In fact, the court-ordered amount is almost similar to the valuation presented by the Office of the Solicitor General. In its presentation, the OSG said that the fair value was at $149 million after considering the additional work that needs to be done to make NAIA-3 fully functional.
Inconsistencies of government estimates
It is amusing to note that the government estimates through the years has been inconsistent. In 2002 when PIATCO stopped work on the project, the total construction work was valued at $300.2 million. In 2004, when expropriation proceedings were filed at the regional trial court level, the valuation amounted to $263.4 million.
PIATCO, on the other hand, cited under a replacement cost method that the amount they had spent on the project to be $431.17 million. And if interest were to be imputed, the total compensation amount now would be at about $846 million.
Seeking a realistic figure
The big difference in figures, it seems, comes from costs that have been deducted from the government valuations. PIATCO is asking for $846.43 million while the court has decided to give $175.79 million only.
The regional trial court, in its decision, cites the “state of collapse and deterioration” of NAIA-3, parameters that PIATCO is questioning since the terminal is currently actively operating. There is also reference to “prodigious financial loss and tainted image” for the country, costs that are subjective and therefore difficult to value.
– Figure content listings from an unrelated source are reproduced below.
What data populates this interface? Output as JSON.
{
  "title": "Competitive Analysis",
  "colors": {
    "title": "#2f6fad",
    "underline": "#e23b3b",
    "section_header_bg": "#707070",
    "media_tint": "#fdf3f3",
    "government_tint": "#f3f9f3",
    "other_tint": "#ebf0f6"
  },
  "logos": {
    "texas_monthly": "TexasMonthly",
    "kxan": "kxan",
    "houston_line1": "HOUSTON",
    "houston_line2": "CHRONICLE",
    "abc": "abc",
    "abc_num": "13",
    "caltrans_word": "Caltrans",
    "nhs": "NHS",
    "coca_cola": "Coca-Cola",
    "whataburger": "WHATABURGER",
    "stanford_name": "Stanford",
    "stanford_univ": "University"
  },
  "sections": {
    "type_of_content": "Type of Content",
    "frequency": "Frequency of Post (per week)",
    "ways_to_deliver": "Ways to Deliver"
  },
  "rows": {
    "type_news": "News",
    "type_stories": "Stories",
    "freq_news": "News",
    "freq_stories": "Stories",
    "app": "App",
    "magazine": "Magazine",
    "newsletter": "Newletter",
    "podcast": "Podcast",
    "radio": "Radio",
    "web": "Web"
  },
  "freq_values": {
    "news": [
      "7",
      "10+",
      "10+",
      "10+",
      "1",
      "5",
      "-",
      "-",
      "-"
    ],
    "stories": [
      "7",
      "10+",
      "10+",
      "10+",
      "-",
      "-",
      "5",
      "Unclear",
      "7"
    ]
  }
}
When Mar Roxas recently took on the job as transportation and communications secretary, one of his first statements was to reject outright the amount that PIATCO was asking.
But his position is not one that is set in stone, or so it seems from his succeeding communications. The good secretary had quoted $350 million as a more realistic figure: not quite what PIATCO is asking, but definitely better than what the trial court had stipulated.
Politics an obstacle to closure?
So can we expect closure in this case soon? And in what form?
As this dispute drags on, it is the lawyers on both sides through their legal fees that end up benefitting most. Definitely, the Filipino people and the country will be left with all the bills that have accumulated these past nine years.
My years in corporate life have taught me that there is a win-win solution to almost every problem if one just puts his heart and mind to finding it. I find PIATCO’s position over the years to be consistent with accounting practice and standards.
Unfortunately, it appears that the government party does not want to find an objective method in valuing the investment that the Cheng family and Fraport AG have put into the airport project.
It is when politics gets into the picture that the national interest is compromised. Is the current administration dragging its feet on a resolution of the project because the Chengs did not support P-Noy during the last elections?
Sadly, the NAIA-3 project is just one example of this kind of politics. When will we ever be able to prioritize the welfare of country?